I had to modify that position recently. Our current neighbor to the south also clears out trees for a living, and he takes what I’ll call the shock and awe approach. I’ve had this dead tree hanging out over my pond. It had fallen so far over that the top branches were actually touching the pond. I mentioned it to the neighbor, assuming that the only option would be to wait until the pond froze and drop it on the ice. He said he had a cable and winch hookup that could put 40,000 pounds of torque on a tree and drop it wherever he wanted it to go, and I could imagine him ripping the thing out by the roots, sideways. I’ve had a close call or two with high tension cables, so I waited until the pond froze and dropped the tree on the ice.

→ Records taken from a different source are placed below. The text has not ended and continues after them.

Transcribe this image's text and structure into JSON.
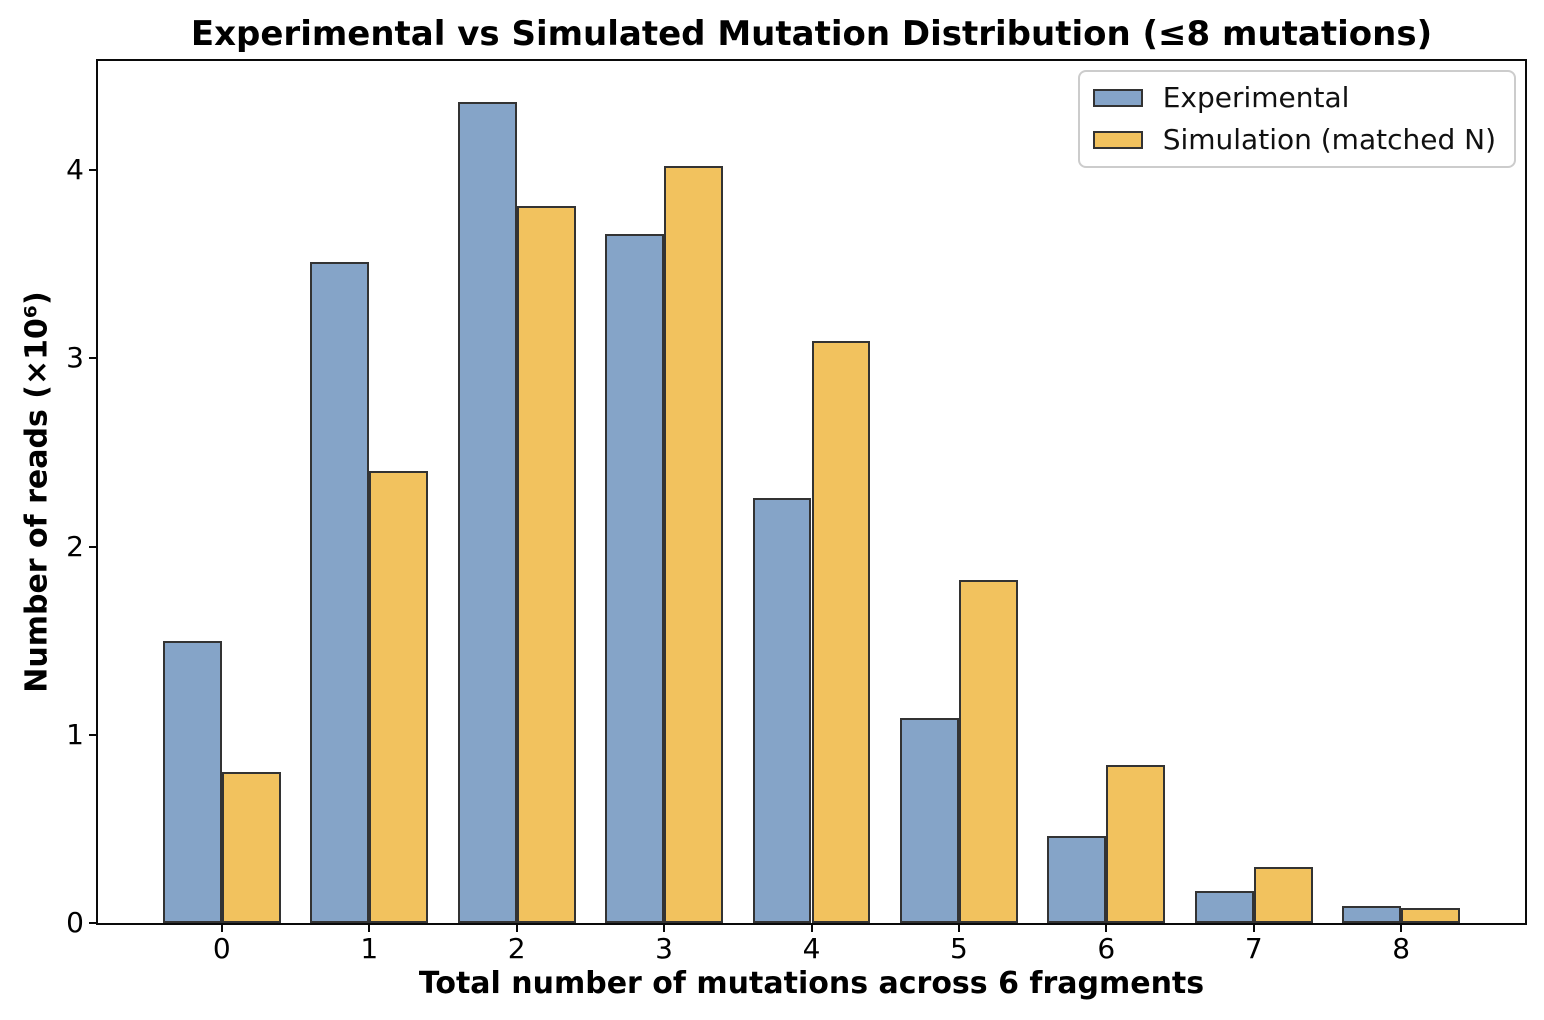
{
  "chart_data": {
    "type": "bar",
    "title": "Experimental vs Simulated Mutation Distribution (≤8 mutations)",
    "xlabel": "Total number of mutations across 6 fragments",
    "ylabel": "Number of reads (×10⁶)",
    "categories": [
      "0",
      "1",
      "2",
      "3",
      "4",
      "5",
      "6",
      "7",
      "8"
    ],
    "series": [
      {
        "key": "experimental",
        "name": "Experimental",
        "color": "#85A4C8",
        "values": [
          1.5,
          3.51,
          4.36,
          3.66,
          2.26,
          1.09,
          0.46,
          0.17,
          0.09
        ]
      },
      {
        "key": "simulation",
        "name": "Simulation (matched N)",
        "color": "#F2C25E",
        "values": [
          0.8,
          2.4,
          3.81,
          4.02,
          3.09,
          1.82,
          0.84,
          0.3,
          0.08
        ]
      }
    ],
    "units": "millions of reads",
    "ylim": [
      0,
      4.58
    ],
    "yticks": [
      0,
      1,
      2,
      3,
      4
    ],
    "grid": false,
    "legend_position": "upper right",
    "bar_edge_color": "#333333"
  }
}
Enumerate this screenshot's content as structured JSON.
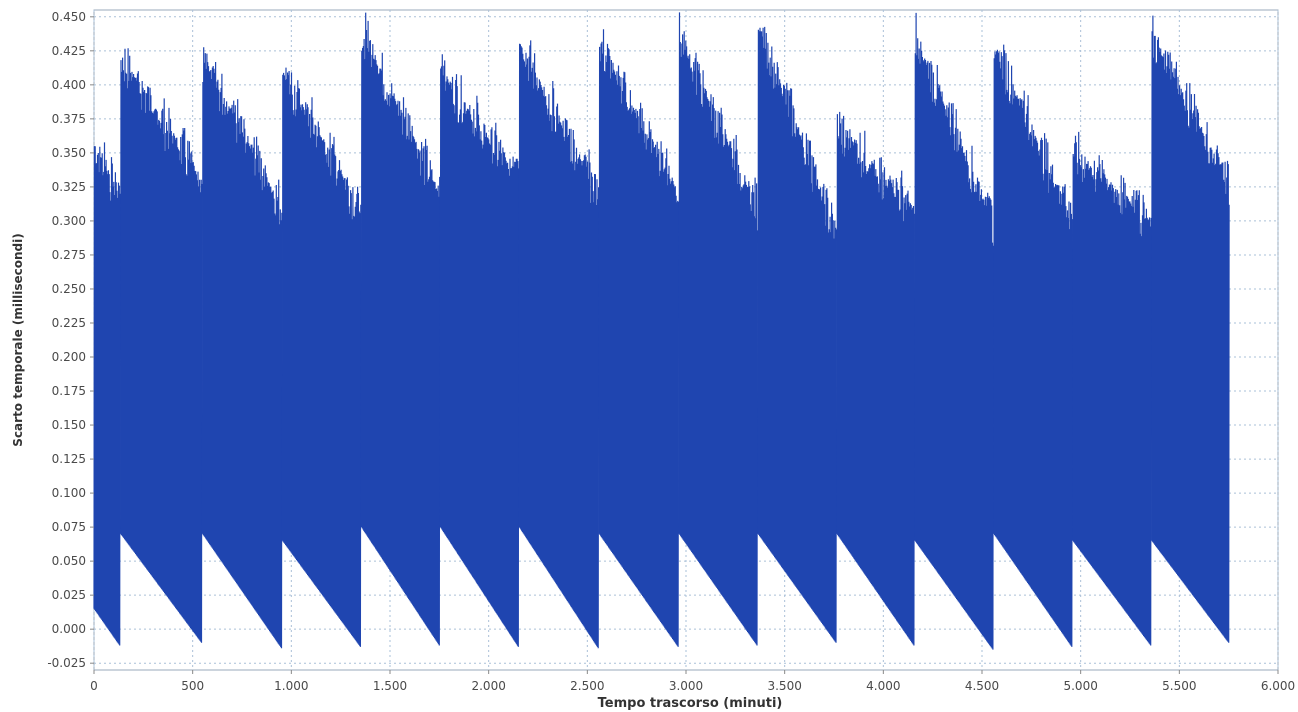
{
  "chart_data": {
    "type": "line",
    "title": "",
    "xlabel": "Tempo trascorso (minuti)",
    "ylabel": "Scarto temporale (millisecondi)",
    "xlim": [
      0,
      6000
    ],
    "ylim": [
      -0.03,
      0.455
    ],
    "grid": true,
    "colors": {
      "series": "#1f45b0",
      "grid": "#aac0d8",
      "frame": "#9aaabb"
    },
    "x_ticks": [
      {
        "value": 0,
        "label": "0"
      },
      {
        "value": 500,
        "label": "500"
      },
      {
        "value": 1000,
        "label": "1.000"
      },
      {
        "value": 1500,
        "label": "1.500"
      },
      {
        "value": 2000,
        "label": "2.000"
      },
      {
        "value": 2500,
        "label": "2.500"
      },
      {
        "value": 3000,
        "label": "3.000"
      },
      {
        "value": 3500,
        "label": "3.500"
      },
      {
        "value": 4000,
        "label": "4.000"
      },
      {
        "value": 4500,
        "label": "4.500"
      },
      {
        "value": 5000,
        "label": "5.000"
      },
      {
        "value": 5500,
        "label": "5.500"
      },
      {
        "value": 6000,
        "label": "6.000"
      }
    ],
    "y_ticks": [
      {
        "value": -0.025,
        "label": "-0.025"
      },
      {
        "value": 0.0,
        "label": "0.000"
      },
      {
        "value": 0.025,
        "label": "0.025"
      },
      {
        "value": 0.05,
        "label": "0.050"
      },
      {
        "value": 0.075,
        "label": "0.075"
      },
      {
        "value": 0.1,
        "label": "0.100"
      },
      {
        "value": 0.125,
        "label": "0.125"
      },
      {
        "value": 0.15,
        "label": "0.150"
      },
      {
        "value": 0.175,
        "label": "0.175"
      },
      {
        "value": 0.2,
        "label": "0.200"
      },
      {
        "value": 0.225,
        "label": "0.225"
      },
      {
        "value": 0.25,
        "label": "0.250"
      },
      {
        "value": 0.275,
        "label": "0.275"
      },
      {
        "value": 0.3,
        "label": "0.300"
      },
      {
        "value": 0.325,
        "label": "0.325"
      },
      {
        "value": 0.35,
        "label": "0.350"
      },
      {
        "value": 0.375,
        "label": "0.375"
      },
      {
        "value": 0.4,
        "label": "0.400"
      },
      {
        "value": 0.425,
        "label": "0.425"
      },
      {
        "value": 0.45,
        "label": "0.450"
      }
    ],
    "series": [
      {
        "data_x_range": [
          0,
          5750
        ],
        "segments": [
          {
            "x": [
              0,
              130
            ],
            "low": [
              0.015,
              -0.012
            ],
            "high": [
              0.355,
              0.32
            ]
          },
          {
            "x": [
              135,
              545
            ],
            "low": [
              0.07,
              -0.01
            ],
            "high": [
              0.42,
              0.33
            ]
          },
          {
            "x": [
              550,
              950
            ],
            "low": [
              0.07,
              -0.014
            ],
            "high": [
              0.42,
              0.31
            ]
          },
          {
            "x": [
              955,
              1350
            ],
            "low": [
              0.065,
              -0.013
            ],
            "high": [
              0.41,
              0.31
            ]
          },
          {
            "x": [
              1355,
              1750
            ],
            "low": [
              0.075,
              -0.012
            ],
            "high": [
              0.44,
              0.32
            ]
          },
          {
            "x": [
              1755,
              2150
            ],
            "low": [
              0.075,
              -0.013
            ],
            "high": [
              0.41,
              0.33
            ]
          },
          {
            "x": [
              2155,
              2555
            ],
            "low": [
              0.075,
              -0.014
            ],
            "high": [
              0.43,
              0.32
            ]
          },
          {
            "x": [
              2560,
              2960
            ],
            "low": [
              0.07,
              -0.013
            ],
            "high": [
              0.43,
              0.32
            ]
          },
          {
            "x": [
              2965,
              3360
            ],
            "low": [
              0.07,
              -0.012
            ],
            "high": [
              0.435,
              0.31
            ]
          },
          {
            "x": [
              3365,
              3760
            ],
            "low": [
              0.07,
              -0.01
            ],
            "high": [
              0.445,
              0.29
            ]
          },
          {
            "x": [
              3765,
              4155
            ],
            "low": [
              0.07,
              -0.012
            ],
            "high": [
              0.37,
              0.31
            ]
          },
          {
            "x": [
              4160,
              4555
            ],
            "low": [
              0.065,
              -0.015
            ],
            "high": [
              0.435,
              0.3
            ]
          },
          {
            "x": [
              4560,
              4955
            ],
            "low": [
              0.07,
              -0.013
            ],
            "high": [
              0.43,
              0.3
            ]
          },
          {
            "x": [
              4960,
              5355
            ],
            "low": [
              0.065,
              -0.012
            ],
            "high": [
              0.35,
              0.3
            ]
          },
          {
            "x": [
              5360,
              5750
            ],
            "low": [
              0.065,
              -0.01
            ],
            "high": [
              0.435,
              0.33
            ]
          }
        ]
      }
    ]
  }
}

Last weekend, my friend used an approach somewhere in between the two when we were taking down the first oak at the place where I work. It also was along a pond bank, but this was a big, mature oak. It wasn’t really clear if the ice would hold the thing, but there was only about a fifteen foot wide swath where we could drop the thing and avoid the ice, shed, and the fence that enclosed the pond, and to top it off, the tree seemed to be leaning in exactly the wrong direction. My friend took a big notch about waist high. It was more than a third of the trunk, with a horizontal cut at the bottom and a high angle on the top cut. The back cut was probably 30 degrees, coming down into the notch, and when he had two of inches of cut left, he put a couple of wedges into the back cut and drove them in with a maul. He cut it down until the tree was starting to wobble, pulled the saw out and finished the job by driving in the wedges. I swear he could have laid a dime on the ground where it was going to fall.
The interesting thing is that each of these guys knew just what they were doing and talked like their way was the best one they had found. I never would have guessed there were as many different approaches to taking down a tree, and I’m sure there are a quite a few more that I haven’t seen yet. I’d like to hear from anyone out there who has a different “best” way.